The world population is aging, and most older adults want to “age in place,” meaning they prefer to live safely and independently in their own home or community. However, people are living longer, and our senior years come with changes and challenges to mobility, cognition, and medical complexity. Staying at home often requires supports and services to maintain health and wellbeing, and for older adults living with dementia, there can be increased need for assistance and care.


Almost 40% of people over the age of 65 experience some form of memory loss, and Alzheimer’s disease accounts for 60 to 80% of dementia diagnoses. For those living with dementia, wandering can have serious consequences where individuals may become lost or injured, and for caregivers, this can be a recurring and stressful challenge to navigate.

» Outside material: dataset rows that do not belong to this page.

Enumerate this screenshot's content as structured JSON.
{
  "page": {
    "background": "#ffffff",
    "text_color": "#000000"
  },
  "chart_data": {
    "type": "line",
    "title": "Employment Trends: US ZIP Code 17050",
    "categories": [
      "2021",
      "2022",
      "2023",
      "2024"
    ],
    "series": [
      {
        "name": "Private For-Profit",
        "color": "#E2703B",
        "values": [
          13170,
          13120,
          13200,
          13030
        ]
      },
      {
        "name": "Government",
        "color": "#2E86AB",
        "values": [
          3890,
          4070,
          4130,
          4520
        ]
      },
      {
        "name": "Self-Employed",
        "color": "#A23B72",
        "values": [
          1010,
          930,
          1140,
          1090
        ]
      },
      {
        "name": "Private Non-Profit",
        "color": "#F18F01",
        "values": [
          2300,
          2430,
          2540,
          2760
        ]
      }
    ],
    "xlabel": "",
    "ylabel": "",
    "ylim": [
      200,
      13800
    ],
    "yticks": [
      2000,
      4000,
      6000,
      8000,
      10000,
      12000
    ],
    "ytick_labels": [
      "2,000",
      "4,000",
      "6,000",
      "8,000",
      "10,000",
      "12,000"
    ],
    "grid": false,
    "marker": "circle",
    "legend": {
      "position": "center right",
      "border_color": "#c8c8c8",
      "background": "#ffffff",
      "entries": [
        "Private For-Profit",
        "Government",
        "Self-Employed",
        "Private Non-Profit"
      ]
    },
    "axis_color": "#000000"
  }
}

Researchers at Bruyère have been working toward solutions that leverage smart sensor technology to deliver visual and auditory cues to help direct people living with dementia back to safety, and to alert caregivers or care teams when help is necessary.

 

 


The technology has been evaluated in community homes and a retirement home, and was recently implemented into Greystone Village Retirement home, a hospital transitional care setting. These transitional care, or alternative level of care, environments are a step between acute care and discharge to the community or long-term care, and they can face the same challenges with patient wandering and associated risks for those living with dementia.


Smart supportive technology has the potential to change the future of care for older adults, but each environment has its own unique needs and challenges to address. For this to be successful, engaging staff from the beginning ensures we identify those real-world challenges that encourage adoption from the care teams.


“Nighttime is a difficult time for persons suffering with cognitive loss,” said Dr. Frank Knoefel, physician and researcher at Bruyère. “Technology can support the persons themselves, informal caregivers and formal caregivers decrease the impact – hopefully providing a better quality of life for all.”


With increasing complexity of conditions that come with aging, supportive technology reduces caregiver burden and alleviates staff pressures too, transforming care and care delivery at home, in hospital, and in long-term care.


Implementation of smart supportive dementia technology in a hospital transitional care setting using human-centred design was published in Healthcare Management Forum.